The following is a sortable table of the municipalities and municipal districts with population figures as of the 2012 census. Urban population are those living in the seats (cabeceras literally heads) of municipalities or of municipal districts. Rural population are those living in the districts (Secciones literally sections) and neighborhoods (Parajes literally places) outside of them.

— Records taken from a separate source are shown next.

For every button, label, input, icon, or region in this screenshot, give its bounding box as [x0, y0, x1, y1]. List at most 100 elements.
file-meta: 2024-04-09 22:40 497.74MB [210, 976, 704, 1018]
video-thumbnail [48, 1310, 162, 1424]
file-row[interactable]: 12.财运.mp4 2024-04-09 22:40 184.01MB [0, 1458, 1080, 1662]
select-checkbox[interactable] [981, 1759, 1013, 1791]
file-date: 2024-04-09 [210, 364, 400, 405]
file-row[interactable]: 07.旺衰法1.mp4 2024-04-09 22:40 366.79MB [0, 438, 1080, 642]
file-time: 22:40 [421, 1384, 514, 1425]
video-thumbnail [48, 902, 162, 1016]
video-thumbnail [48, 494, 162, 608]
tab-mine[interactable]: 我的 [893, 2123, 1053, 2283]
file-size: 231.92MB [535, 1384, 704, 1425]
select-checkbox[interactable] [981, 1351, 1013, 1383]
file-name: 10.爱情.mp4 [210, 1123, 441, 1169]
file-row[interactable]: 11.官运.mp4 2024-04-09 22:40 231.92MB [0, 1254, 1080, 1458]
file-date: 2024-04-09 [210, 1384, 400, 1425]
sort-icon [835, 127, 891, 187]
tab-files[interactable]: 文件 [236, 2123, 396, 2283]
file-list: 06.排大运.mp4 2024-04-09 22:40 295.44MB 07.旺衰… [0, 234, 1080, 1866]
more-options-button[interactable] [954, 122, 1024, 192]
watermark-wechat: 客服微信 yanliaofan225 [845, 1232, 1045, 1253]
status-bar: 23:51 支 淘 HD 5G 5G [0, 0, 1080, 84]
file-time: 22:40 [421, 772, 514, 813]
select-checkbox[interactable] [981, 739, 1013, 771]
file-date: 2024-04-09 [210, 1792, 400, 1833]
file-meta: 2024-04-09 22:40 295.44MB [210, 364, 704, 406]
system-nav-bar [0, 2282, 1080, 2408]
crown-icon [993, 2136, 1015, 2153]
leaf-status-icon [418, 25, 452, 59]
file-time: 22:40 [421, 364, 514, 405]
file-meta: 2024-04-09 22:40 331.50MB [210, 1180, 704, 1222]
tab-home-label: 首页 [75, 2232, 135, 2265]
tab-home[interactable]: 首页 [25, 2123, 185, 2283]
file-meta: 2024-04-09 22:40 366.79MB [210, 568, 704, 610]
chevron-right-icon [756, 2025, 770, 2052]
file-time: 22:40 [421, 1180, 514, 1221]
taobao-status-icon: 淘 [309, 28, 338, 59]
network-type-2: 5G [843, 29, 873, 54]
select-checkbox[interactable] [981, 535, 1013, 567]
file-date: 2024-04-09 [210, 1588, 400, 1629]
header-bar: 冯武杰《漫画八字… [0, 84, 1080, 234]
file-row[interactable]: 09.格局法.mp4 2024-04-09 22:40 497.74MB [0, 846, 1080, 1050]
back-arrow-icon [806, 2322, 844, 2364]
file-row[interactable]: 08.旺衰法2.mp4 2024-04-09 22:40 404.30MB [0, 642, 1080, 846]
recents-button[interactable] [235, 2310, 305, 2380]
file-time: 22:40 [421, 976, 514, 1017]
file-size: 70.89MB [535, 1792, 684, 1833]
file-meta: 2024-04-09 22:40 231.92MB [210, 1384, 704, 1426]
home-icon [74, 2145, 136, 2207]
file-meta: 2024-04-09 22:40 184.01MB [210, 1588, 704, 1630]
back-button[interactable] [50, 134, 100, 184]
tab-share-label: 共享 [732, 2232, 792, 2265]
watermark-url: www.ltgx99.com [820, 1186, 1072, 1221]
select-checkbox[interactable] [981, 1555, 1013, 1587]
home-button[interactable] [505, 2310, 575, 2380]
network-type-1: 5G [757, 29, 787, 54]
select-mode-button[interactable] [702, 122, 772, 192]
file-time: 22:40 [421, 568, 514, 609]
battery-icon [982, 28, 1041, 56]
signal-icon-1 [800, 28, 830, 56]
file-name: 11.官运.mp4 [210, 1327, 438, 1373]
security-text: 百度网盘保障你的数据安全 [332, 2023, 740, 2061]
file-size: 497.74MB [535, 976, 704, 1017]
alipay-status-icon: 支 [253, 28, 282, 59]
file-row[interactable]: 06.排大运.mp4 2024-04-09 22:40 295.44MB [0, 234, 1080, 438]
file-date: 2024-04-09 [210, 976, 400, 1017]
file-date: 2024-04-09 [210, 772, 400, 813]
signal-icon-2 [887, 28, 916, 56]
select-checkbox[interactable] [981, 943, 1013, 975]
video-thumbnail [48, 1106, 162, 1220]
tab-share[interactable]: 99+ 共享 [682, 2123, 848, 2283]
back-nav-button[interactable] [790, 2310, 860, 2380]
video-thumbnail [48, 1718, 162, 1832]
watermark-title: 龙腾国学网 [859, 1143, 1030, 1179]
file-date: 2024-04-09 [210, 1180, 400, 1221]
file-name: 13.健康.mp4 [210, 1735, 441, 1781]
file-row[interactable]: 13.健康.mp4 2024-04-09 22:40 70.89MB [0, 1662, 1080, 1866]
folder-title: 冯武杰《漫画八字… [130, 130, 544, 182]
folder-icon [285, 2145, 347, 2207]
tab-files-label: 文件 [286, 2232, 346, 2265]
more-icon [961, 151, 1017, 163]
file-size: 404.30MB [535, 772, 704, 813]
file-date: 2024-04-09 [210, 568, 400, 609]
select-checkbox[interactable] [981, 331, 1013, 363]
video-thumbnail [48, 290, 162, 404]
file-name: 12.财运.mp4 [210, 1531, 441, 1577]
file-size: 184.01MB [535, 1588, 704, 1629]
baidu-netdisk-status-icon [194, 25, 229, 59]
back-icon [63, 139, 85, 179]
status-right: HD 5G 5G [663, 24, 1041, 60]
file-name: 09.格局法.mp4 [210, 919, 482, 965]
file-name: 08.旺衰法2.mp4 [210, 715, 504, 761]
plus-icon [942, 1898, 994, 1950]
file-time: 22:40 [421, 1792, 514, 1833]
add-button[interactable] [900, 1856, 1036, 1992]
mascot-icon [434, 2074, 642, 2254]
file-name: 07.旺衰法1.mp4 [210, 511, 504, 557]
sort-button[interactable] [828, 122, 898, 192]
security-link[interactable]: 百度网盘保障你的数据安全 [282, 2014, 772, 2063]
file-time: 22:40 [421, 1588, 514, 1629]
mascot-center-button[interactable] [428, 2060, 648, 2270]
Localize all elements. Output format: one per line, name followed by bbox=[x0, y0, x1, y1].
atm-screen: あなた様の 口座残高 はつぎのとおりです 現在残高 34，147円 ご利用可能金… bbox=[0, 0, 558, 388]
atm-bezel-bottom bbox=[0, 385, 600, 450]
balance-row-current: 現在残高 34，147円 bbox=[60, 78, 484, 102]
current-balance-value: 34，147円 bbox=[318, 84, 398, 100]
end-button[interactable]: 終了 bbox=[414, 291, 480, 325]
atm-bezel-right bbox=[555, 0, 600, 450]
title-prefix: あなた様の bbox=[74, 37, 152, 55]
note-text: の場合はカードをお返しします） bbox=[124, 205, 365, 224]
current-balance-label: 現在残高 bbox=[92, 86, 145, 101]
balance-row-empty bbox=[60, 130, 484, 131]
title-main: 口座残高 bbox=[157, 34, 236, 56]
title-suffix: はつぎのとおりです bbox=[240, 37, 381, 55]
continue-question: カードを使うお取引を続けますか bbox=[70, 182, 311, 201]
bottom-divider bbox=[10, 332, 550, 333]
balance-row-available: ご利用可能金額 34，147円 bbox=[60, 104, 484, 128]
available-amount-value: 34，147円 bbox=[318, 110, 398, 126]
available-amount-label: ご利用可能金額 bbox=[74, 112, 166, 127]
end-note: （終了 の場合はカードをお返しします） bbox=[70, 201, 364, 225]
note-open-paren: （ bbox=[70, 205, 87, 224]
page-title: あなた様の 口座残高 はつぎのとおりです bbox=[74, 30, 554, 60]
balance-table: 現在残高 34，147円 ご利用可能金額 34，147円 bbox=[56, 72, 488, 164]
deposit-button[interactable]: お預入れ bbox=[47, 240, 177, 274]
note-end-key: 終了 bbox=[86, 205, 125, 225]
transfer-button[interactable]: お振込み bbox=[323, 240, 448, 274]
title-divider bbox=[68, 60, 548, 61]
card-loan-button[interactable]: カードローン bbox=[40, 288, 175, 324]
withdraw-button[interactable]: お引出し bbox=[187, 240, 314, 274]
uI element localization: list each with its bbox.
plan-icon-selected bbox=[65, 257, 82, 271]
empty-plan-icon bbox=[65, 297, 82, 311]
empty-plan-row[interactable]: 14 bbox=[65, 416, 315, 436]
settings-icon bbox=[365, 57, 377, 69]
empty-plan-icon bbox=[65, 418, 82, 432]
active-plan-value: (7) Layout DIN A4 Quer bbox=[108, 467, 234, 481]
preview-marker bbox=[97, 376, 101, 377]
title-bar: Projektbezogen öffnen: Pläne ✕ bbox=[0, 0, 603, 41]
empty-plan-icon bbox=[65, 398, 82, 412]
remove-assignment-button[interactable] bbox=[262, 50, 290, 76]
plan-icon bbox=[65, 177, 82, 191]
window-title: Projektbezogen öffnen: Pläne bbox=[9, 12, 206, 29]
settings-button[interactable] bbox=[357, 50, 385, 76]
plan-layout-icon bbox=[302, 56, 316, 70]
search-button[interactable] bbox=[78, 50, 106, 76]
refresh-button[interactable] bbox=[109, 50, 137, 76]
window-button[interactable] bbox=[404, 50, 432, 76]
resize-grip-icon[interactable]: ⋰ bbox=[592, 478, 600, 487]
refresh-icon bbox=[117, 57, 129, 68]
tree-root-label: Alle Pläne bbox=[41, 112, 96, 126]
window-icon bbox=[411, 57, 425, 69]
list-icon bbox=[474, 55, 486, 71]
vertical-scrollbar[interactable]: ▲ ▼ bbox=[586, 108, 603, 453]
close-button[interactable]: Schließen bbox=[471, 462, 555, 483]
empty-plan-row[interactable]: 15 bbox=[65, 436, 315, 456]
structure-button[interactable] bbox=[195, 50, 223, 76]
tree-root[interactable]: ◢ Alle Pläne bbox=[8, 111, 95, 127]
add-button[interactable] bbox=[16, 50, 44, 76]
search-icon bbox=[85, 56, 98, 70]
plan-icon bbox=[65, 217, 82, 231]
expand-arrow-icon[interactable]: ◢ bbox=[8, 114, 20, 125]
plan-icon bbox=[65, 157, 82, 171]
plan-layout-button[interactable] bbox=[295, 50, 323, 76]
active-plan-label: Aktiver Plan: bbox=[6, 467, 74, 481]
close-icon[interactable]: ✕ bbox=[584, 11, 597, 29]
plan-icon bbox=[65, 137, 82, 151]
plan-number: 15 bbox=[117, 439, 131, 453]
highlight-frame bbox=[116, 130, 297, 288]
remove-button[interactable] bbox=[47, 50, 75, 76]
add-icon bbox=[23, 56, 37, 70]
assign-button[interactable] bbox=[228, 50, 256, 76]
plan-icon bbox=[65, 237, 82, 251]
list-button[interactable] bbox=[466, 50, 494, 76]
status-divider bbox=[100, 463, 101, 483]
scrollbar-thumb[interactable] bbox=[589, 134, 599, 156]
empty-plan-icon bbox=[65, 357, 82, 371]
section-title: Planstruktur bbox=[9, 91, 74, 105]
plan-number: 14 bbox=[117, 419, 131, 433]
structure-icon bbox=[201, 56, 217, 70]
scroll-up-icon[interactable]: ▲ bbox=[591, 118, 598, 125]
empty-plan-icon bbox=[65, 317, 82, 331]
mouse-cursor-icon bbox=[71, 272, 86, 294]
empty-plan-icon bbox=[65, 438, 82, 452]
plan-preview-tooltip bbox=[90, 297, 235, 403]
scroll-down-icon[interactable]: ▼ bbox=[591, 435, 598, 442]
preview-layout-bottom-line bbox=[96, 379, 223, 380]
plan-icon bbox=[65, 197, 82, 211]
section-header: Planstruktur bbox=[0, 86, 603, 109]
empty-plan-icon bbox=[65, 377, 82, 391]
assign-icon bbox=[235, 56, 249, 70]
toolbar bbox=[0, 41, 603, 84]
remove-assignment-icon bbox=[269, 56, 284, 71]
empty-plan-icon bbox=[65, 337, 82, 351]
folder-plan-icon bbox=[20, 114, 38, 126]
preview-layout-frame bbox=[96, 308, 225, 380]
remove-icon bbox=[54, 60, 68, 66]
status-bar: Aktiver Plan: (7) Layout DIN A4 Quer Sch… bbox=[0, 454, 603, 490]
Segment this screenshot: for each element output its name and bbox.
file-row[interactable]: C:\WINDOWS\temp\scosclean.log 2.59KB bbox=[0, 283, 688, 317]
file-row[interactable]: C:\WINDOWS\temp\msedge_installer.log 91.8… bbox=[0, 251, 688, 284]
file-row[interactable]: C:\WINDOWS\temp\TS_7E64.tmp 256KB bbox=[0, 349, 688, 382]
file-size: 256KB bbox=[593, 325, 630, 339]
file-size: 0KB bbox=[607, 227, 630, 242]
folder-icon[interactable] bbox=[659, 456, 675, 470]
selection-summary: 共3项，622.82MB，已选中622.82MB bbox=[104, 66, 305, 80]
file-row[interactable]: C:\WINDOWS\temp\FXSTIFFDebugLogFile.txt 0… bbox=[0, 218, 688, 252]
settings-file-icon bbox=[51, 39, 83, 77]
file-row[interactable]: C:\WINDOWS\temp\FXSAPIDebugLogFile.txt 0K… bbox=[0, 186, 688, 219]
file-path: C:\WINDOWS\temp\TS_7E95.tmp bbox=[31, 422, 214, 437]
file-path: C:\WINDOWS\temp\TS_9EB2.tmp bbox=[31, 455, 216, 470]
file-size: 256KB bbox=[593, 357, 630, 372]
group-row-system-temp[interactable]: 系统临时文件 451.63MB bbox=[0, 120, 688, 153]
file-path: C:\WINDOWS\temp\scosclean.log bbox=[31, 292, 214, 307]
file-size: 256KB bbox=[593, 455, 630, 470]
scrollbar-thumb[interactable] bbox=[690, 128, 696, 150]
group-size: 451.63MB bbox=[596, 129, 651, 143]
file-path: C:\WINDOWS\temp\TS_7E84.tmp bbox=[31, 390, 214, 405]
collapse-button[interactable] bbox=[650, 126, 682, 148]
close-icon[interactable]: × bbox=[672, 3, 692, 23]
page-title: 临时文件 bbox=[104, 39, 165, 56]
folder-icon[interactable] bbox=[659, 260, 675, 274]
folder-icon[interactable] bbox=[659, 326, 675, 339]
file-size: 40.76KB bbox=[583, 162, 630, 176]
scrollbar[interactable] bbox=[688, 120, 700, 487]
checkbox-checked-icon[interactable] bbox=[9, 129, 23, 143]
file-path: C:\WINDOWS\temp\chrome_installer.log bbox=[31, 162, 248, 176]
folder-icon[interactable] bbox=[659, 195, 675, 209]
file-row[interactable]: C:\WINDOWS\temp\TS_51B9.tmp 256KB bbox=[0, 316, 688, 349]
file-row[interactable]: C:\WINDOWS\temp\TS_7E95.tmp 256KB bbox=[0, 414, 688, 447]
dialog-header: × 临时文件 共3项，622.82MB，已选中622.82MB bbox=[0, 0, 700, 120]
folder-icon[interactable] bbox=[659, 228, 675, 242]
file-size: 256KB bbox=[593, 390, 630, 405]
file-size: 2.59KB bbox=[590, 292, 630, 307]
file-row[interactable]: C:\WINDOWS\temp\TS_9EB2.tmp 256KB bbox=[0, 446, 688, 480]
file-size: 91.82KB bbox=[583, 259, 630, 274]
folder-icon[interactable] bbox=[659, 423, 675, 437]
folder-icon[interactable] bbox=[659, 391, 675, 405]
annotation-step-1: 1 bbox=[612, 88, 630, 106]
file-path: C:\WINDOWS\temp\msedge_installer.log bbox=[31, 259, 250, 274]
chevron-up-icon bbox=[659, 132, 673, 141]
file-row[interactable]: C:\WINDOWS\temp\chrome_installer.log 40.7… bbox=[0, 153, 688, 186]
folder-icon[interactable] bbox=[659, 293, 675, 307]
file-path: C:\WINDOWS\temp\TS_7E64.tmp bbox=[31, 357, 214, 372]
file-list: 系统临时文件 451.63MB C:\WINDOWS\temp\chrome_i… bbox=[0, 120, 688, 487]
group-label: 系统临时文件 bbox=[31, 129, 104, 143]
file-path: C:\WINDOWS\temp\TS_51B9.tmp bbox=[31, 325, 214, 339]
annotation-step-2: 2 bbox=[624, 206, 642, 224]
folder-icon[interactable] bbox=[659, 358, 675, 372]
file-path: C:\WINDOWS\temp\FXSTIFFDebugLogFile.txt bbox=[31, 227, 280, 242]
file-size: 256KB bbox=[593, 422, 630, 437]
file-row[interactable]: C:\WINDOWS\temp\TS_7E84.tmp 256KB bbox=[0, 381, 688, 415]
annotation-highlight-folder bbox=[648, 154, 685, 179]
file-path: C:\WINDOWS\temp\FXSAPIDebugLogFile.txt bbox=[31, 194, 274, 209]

| Name | Total population | Urban population | Rural population |
|---|---|---|---|
| Bajos de Haina | 158,985 | 79,856 | 79,129 |
| Cambita Garabitos | 42,589 | 18,659 | 23,930 |
| Los Cacaos | 49,858 | 9,652 | 40,206 |
| Sabana Grande de Palenque | 30,247 | 12,589 | 17,658 |
| San Cristóbal | 275,232 | 178,574 | 96,658 |
| San Gregorio de Nigua | 40,589 | 20,154 | 20,435 |
| San Gregorio de Yaguate | 92,586 | 26,058 | 46,528 |
| Villa Altagracia | 169,655 | 28,623 | 91,032 |
| San Cristóbal province | 640,066 | 364,165 | 215,576 |

For comparison with the municipalities and municipal districts of other provinces see the list of municipalities and municipal districts of the Dominican Republic.